Studying data on school performance gives a picture of how students at the school perform on standardized tests. Although such information is valuable, parents should realize it paints only a partial picture of a school's character.
The Change of Address website, a resource for families moving to new areas, provides a good list of sites for obtaining data on school performance, including these, which are free:
PSK12.com, a free site that shows data from the "School Report Cards" issued by each state's education department.
GreatSchools.org, a comprehensive database of information on schools throughout the nation, along with helpful tips for parents.
Schooldigger.com, which offers customizable searches of U.S. schools.
"Take the time to make appointments with the principals of area schools and visit them yourself," the site suggests. "This will give you the opportunity to see the conditions of the school yourself and to ask the questions that are most important to you." And ask for referrals: "Whether it is new co-workers or family, ask about their knowledge of the schools in the areas you are considering. You may be surprised with the information that you can collect from the people right around you," Change of Address recommends.

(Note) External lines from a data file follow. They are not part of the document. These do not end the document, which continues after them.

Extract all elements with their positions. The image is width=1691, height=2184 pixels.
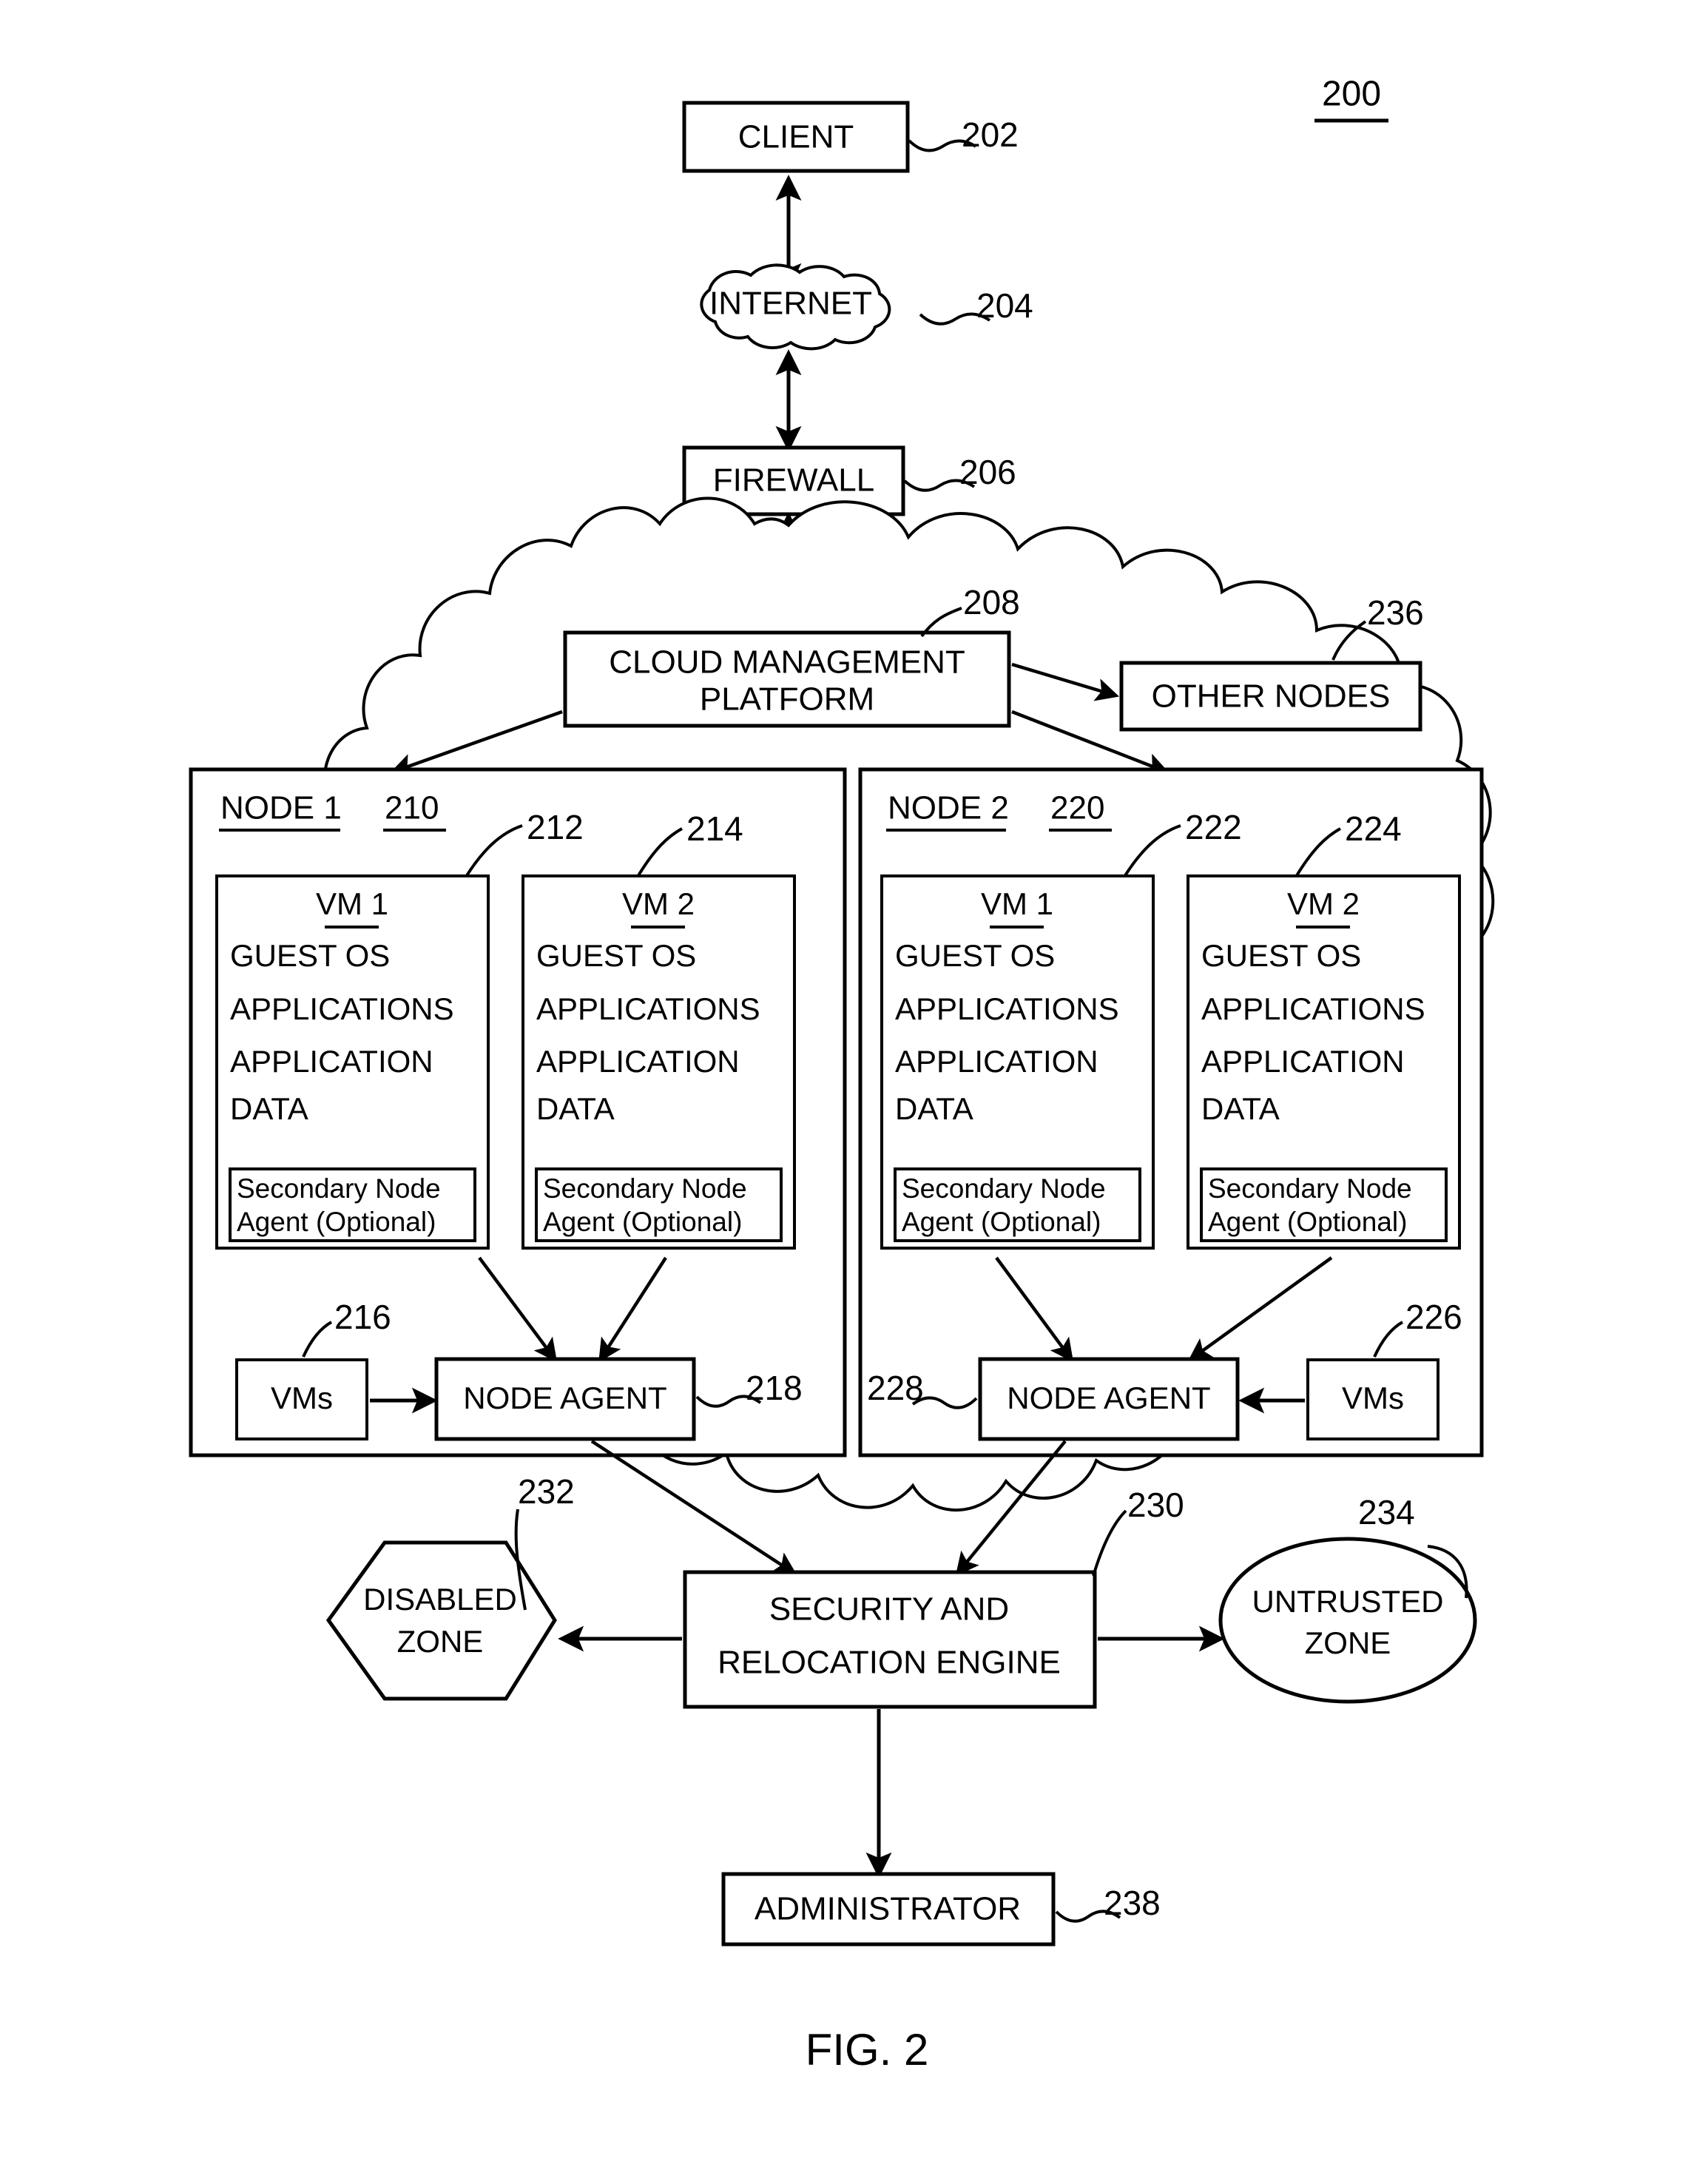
node1-vm1-title: VM 1 (316, 886, 388, 921)
node2-vms-label: VMs (1342, 1381, 1404, 1415)
cmp-ref-208: 208 (963, 583, 1020, 621)
node1-title: NODE 1 (220, 790, 342, 826)
node2-node-agent-label: NODE AGENT (1007, 1381, 1210, 1415)
untrusted-zone-line1: UNTRUSTED (1252, 1584, 1444, 1619)
security-engine-reference-callout: 230 (1092, 1486, 1184, 1577)
internet-label: INTERNET (709, 286, 872, 322)
node1-ref-210: 210 (385, 790, 439, 826)
node2-title: NODE 2 (888, 790, 1009, 826)
disabled-zone-shape[interactable] (325, 1540, 557, 1701)
node1-vm1-agent-line2: Agent (Optional) (237, 1207, 436, 1237)
node1-vm1-line-2: APPLICATION (230, 1044, 433, 1079)
node2-vm2-line-1: APPLICATIONS (1201, 991, 1425, 1026)
node1-node-agent[interactable]: NODE AGENT (434, 1357, 696, 1441)
node2-vm1-title: VM 1 (981, 886, 1053, 921)
administrator-reference-callout: 238 (1055, 1884, 1161, 1923)
node1-vm2-line-0: GUEST OS (536, 938, 696, 973)
firewall-reference-callout: 206 (903, 453, 1016, 492)
other-nodes-node[interactable]: OTHER NODES (1119, 661, 1422, 732)
security-engine-ref-230: 230 (1127, 1486, 1184, 1524)
node2-vm1-agent-line2: Agent (Optional) (902, 1207, 1101, 1237)
node2-vm1-agent-line1: Secondary Node (902, 1173, 1106, 1204)
security-relocation-engine-node[interactable]: SECURITY AND RELOCATION ENGINE (683, 1570, 1097, 1709)
disabled-zone-ref-232: 232 (518, 1472, 575, 1511)
cmp-label-line1: CLOUD MANAGEMENT (609, 644, 965, 681)
node2-vm2-line-2: APPLICATION (1201, 1044, 1405, 1079)
untrusted-zone-shape[interactable] (1218, 1537, 1477, 1704)
node1-node-agent-ref-218: 218 (746, 1369, 803, 1407)
firewall-label: FIREWALL (713, 462, 874, 499)
security-engine-leader-line (1092, 1509, 1127, 1577)
figure-number-200: 200 (1314, 75, 1388, 123)
client-label: CLIENT (738, 119, 854, 155)
node1-vms-ref-216: 216 (334, 1298, 391, 1336)
node1-vm2-line-3: DATA (536, 1091, 615, 1126)
figure-caption: FIG. 2 (806, 2025, 929, 2075)
cmp-label-line2: PLATFORM (700, 681, 874, 718)
node1-vm2-agent-line1: Secondary Node (543, 1173, 747, 1204)
node1-vm2-title: VM 2 (622, 886, 695, 921)
node2-vm2-title: VM 2 (1287, 886, 1360, 921)
administrator-node[interactable]: ADMINISTRATOR (721, 1872, 1056, 1947)
node1-node-agent-label: NODE AGENT (463, 1381, 666, 1415)
node2-vm1-line-3: DATA (895, 1091, 973, 1126)
internet-cloud[interactable]: INTERNET (700, 263, 891, 351)
disabled-zone-node[interactable]: DISABLED ZONE (325, 1540, 557, 1701)
node1-vm1-agent-line1: Secondary Node (237, 1173, 441, 1204)
node2-vm1-line-1: APPLICATIONS (895, 991, 1119, 1026)
security-engine-line2: RELOCATION ENGINE (718, 1645, 1061, 1681)
administrator-ref-238: 238 (1104, 1884, 1161, 1922)
node1-vms-node[interactable]: VMs (235, 1358, 368, 1440)
node2-vm1-ref-222: 222 (1185, 808, 1242, 846)
node2-vm2-line-3: DATA (1201, 1091, 1280, 1126)
other-nodes-ref-236: 236 (1367, 593, 1424, 632)
patent-diagram: 200 CLIENT 202 INTERNET 204 FIREWALL 206 (189, 75, 1495, 2075)
administrator-label: ADMINISTRATOR (755, 1891, 1021, 1927)
node1-vm2-line-1: APPLICATIONS (536, 991, 760, 1026)
untrusted-zone-line2: ZONE (1305, 1625, 1391, 1660)
disabled-zone-line1: DISABLED (363, 1582, 517, 1617)
node1-vm2-ref-214: 214 (686, 809, 743, 848)
node1-vm1-ref-212: 212 (527, 808, 584, 846)
node2-vm2-agent-line2: Agent (Optional) (1208, 1207, 1407, 1237)
cloud-management-platform-node[interactable]: CLOUD MANAGEMENT PLATFORM (563, 630, 1011, 728)
firewall-ref-206: 206 (959, 453, 1016, 491)
node2-vms-node[interactable]: VMs (1306, 1358, 1439, 1440)
node1-vms-label: VMs (271, 1381, 333, 1415)
other-nodes-label: OTHER NODES (1152, 678, 1391, 715)
node2-vm2[interactable]: VM 2 GUEST OS APPLICATIONS APPLICATION D… (1187, 874, 1461, 1250)
node1-vm1-line-1: APPLICATIONS (230, 991, 454, 1026)
node1-vm1-line-0: GUEST OS (230, 938, 390, 973)
node2-node-agent-ref-228: 228 (867, 1369, 924, 1407)
figure-number-text: 200 (1322, 75, 1381, 114)
disabled-zone-line2: ZONE (397, 1624, 484, 1659)
client-reference-callout: 202 (908, 115, 1019, 154)
internet-reference-callout: 204 (919, 286, 1033, 326)
node2-vm2-agent-line1: Secondary Node (1208, 1173, 1412, 1204)
node1-vm1[interactable]: VM 1 GUEST OS APPLICATIONS APPLICATION D… (215, 874, 490, 1250)
client-ref-202: 202 (962, 115, 1019, 154)
security-engine-line1: SECURITY AND (769, 1591, 1009, 1628)
node2-vm1[interactable]: VM 1 GUEST OS APPLICATIONS APPLICATION D… (880, 874, 1155, 1250)
node1-vm2-agent-line2: Agent (Optional) (543, 1207, 742, 1237)
client-node[interactable]: CLIENT (682, 101, 910, 173)
node2-vm2-line-0: GUEST OS (1201, 938, 1361, 973)
node2-ref-220: 220 (1050, 790, 1104, 826)
node1-vm2[interactable]: VM 2 GUEST OS APPLICATIONS APPLICATION D… (522, 874, 796, 1250)
node2-vm2-ref-224: 224 (1345, 809, 1402, 848)
internet-ref-204: 204 (976, 286, 1033, 325)
node1-vm2-line-2: APPLICATION (536, 1044, 740, 1079)
untrusted-zone-node[interactable]: UNTRUSTED ZONE (1218, 1537, 1477, 1704)
node2-vm1-line-2: APPLICATION (895, 1044, 1098, 1079)
node2-vm1-line-0: GUEST OS (895, 938, 1055, 973)
node1-vm1-line-3: DATA (230, 1091, 308, 1126)
node2-node-agent[interactable]: NODE AGENT (978, 1357, 1240, 1441)
node2-vms-ref-226: 226 (1405, 1298, 1462, 1336)
untrusted-zone-ref-234: 234 (1358, 1493, 1415, 1531)
figure-canvas: 200 CLIENT 202 INTERNET 204 FIREWALL 206 (0, 0, 1691, 2184)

A thorough guide for parents seeking excellence in education is available through The Center for Research on Evaluation, Standards & Testing, a research unit of the University of California Los Angeles (UCLA).
The report identifies features of a good school that don't show up in test data, including:
Strong and professional administrators and teachers, with high morale.

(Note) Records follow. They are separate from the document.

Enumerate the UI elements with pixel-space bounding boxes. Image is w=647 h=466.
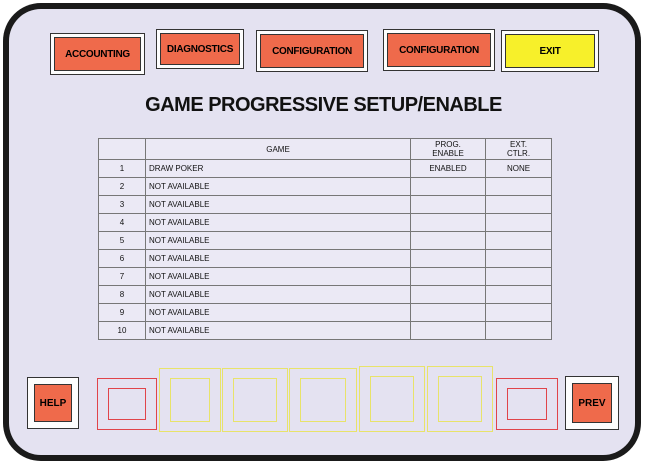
accounting-button-label: ACCOUNTING — [54, 37, 141, 71]
button-slot-3-inner — [233, 378, 277, 422]
configuration-button-2[interactable]: CONFIGURATION — [383, 29, 495, 71]
row-ext-ctlr[interactable] — [485, 213, 552, 232]
row-prog-enable[interactable] — [410, 177, 486, 196]
row-ext-ctlr[interactable] — [485, 177, 552, 196]
help-button[interactable]: HELP — [27, 377, 79, 429]
accounting-button[interactable]: ACCOUNTING — [50, 33, 145, 75]
exit-button[interactable]: EXIT — [501, 30, 599, 72]
row-number: 5 — [98, 231, 146, 250]
row-number: 4 — [98, 213, 146, 232]
button-slot-6[interactable] — [427, 366, 493, 432]
diagnostics-button-label: DIAGNOSTICS — [160, 33, 240, 65]
header-num — [98, 138, 146, 160]
table-row: 3 NOT AVAILABLE — [98, 195, 552, 214]
row-ext-ctlr[interactable] — [485, 303, 552, 322]
button-slot-5[interactable] — [359, 366, 425, 432]
diagnostics-button[interactable]: DIAGNOSTICS — [156, 29, 244, 69]
row-number: 3 — [98, 195, 146, 214]
table-row: 6 NOT AVAILABLE — [98, 249, 552, 268]
row-prog-enable[interactable] — [410, 249, 486, 268]
prev-button-label: PREV — [572, 383, 612, 423]
button-slot-7-inner — [507, 388, 547, 420]
row-number: 1 — [98, 159, 146, 178]
row-prog-enable[interactable] — [410, 267, 486, 286]
row-ext-ctlr[interactable] — [485, 249, 552, 268]
row-prog-enable[interactable] — [410, 231, 486, 250]
row-game-name: DRAW POKER — [145, 159, 411, 178]
button-slot-1-inner — [108, 388, 146, 420]
row-game-name: NOT AVAILABLE — [145, 177, 411, 196]
table-row: 4 NOT AVAILABLE — [98, 213, 552, 232]
row-game-name: NOT AVAILABLE — [145, 195, 411, 214]
button-slot-2-inner — [170, 378, 210, 422]
button-slot-6-inner — [438, 376, 482, 422]
table-row: 1 DRAW POKER ENABLED NONE — [98, 159, 552, 178]
row-prog-enable[interactable] — [410, 195, 486, 214]
button-slot-1[interactable] — [97, 378, 157, 430]
row-number: 9 — [98, 303, 146, 322]
row-game-name: NOT AVAILABLE — [145, 249, 411, 268]
table-header-row: GAME PROG. ENABLE EXT. CTLR. — [98, 138, 552, 160]
configuration-button-1-label: CONFIGURATION — [260, 34, 364, 68]
button-slot-5-inner — [370, 376, 414, 422]
row-number: 7 — [98, 267, 146, 286]
row-game-name: NOT AVAILABLE — [145, 285, 411, 304]
header-ext-ctlr: EXT. CTLR. — [485, 138, 552, 160]
row-number: 6 — [98, 249, 146, 268]
row-ext-ctlr[interactable] — [485, 231, 552, 250]
row-game-name: NOT AVAILABLE — [145, 231, 411, 250]
row-game-name: NOT AVAILABLE — [145, 303, 411, 322]
table-row: 10 NOT AVAILABLE — [98, 321, 552, 340]
help-button-label: HELP — [34, 384, 72, 422]
row-prog-enable[interactable] — [410, 213, 486, 232]
button-slot-4-inner — [300, 378, 346, 422]
button-slot-3[interactable] — [222, 368, 288, 432]
page-title: GAME PROGRESSIVE SETUP/ENABLE — [145, 94, 502, 116]
row-prog-enable[interactable]: ENABLED — [410, 159, 486, 178]
row-game-name: NOT AVAILABLE — [145, 321, 411, 340]
prev-button[interactable]: PREV — [565, 376, 619, 430]
exit-button-label: EXIT — [505, 34, 595, 68]
button-slot-4[interactable] — [289, 368, 357, 432]
header-prog-enable: PROG. ENABLE — [410, 138, 486, 160]
row-number: 10 — [98, 321, 146, 340]
configuration-button-1[interactable]: CONFIGURATION — [256, 30, 368, 72]
table-row: 7 NOT AVAILABLE — [98, 267, 552, 286]
table-row: 9 NOT AVAILABLE — [98, 303, 552, 322]
row-game-name: NOT AVAILABLE — [145, 213, 411, 232]
header-game: GAME — [145, 138, 411, 160]
row-ext-ctlr[interactable] — [485, 195, 552, 214]
row-number: 8 — [98, 285, 146, 304]
configuration-button-2-label: CONFIGURATION — [387, 33, 491, 67]
row-number: 2 — [98, 177, 146, 196]
progressive-table: GAME PROG. ENABLE EXT. CTLR. 1 DRAW POKER… — [98, 138, 552, 340]
row-prog-enable[interactable] — [410, 321, 486, 340]
table-row: 8 NOT AVAILABLE — [98, 285, 552, 304]
button-slot-2[interactable] — [159, 368, 221, 432]
row-prog-enable[interactable] — [410, 285, 486, 304]
row-ext-ctlr[interactable] — [485, 267, 552, 286]
row-ext-ctlr[interactable]: NONE — [485, 159, 552, 178]
row-ext-ctlr[interactable] — [485, 285, 552, 304]
row-game-name: NOT AVAILABLE — [145, 267, 411, 286]
table-row: 2 NOT AVAILABLE — [98, 177, 552, 196]
table-row: 5 NOT AVAILABLE — [98, 231, 552, 250]
row-ext-ctlr[interactable] — [485, 321, 552, 340]
row-prog-enable[interactable] — [410, 303, 486, 322]
button-slot-7[interactable] — [496, 378, 558, 430]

A safe, clean, caring and well-organized school environment.
A high level of parent and community involvement and support.
Teachers who maintain high expectations, maintain good discipline and teach students how to learn through challenging assignments that clearly relate to the subject and other lessons being taught.
Strong emphasis on science, math, history, geography, English and the arts.
Athletic program kept in proper relation to academics.
A social and academic climate that gives students a strong feeling of belonging and pride; a sense of being wanted and nurtured.
A well-stocked library with up-to-date books appropriate for the age and interest level of the students.
Concern for overall achievement of students, shown by making assessment integral to school programs. Teachers don't teach to the test but ensure that concepts and skills reflecting the goals of assessments are taught.
Strong community ties, with community leaders sharing talents and experience, thereby projecting positive images and serving as role models.
"When your child enters a school, it represents a commitment on the part of both you and the child, and gives a vote of confidence to the school that you believe it will do its best," UCLA's report said. "The education of your child is above all a cooperative effort that involves the schools, teachers, parents and the community."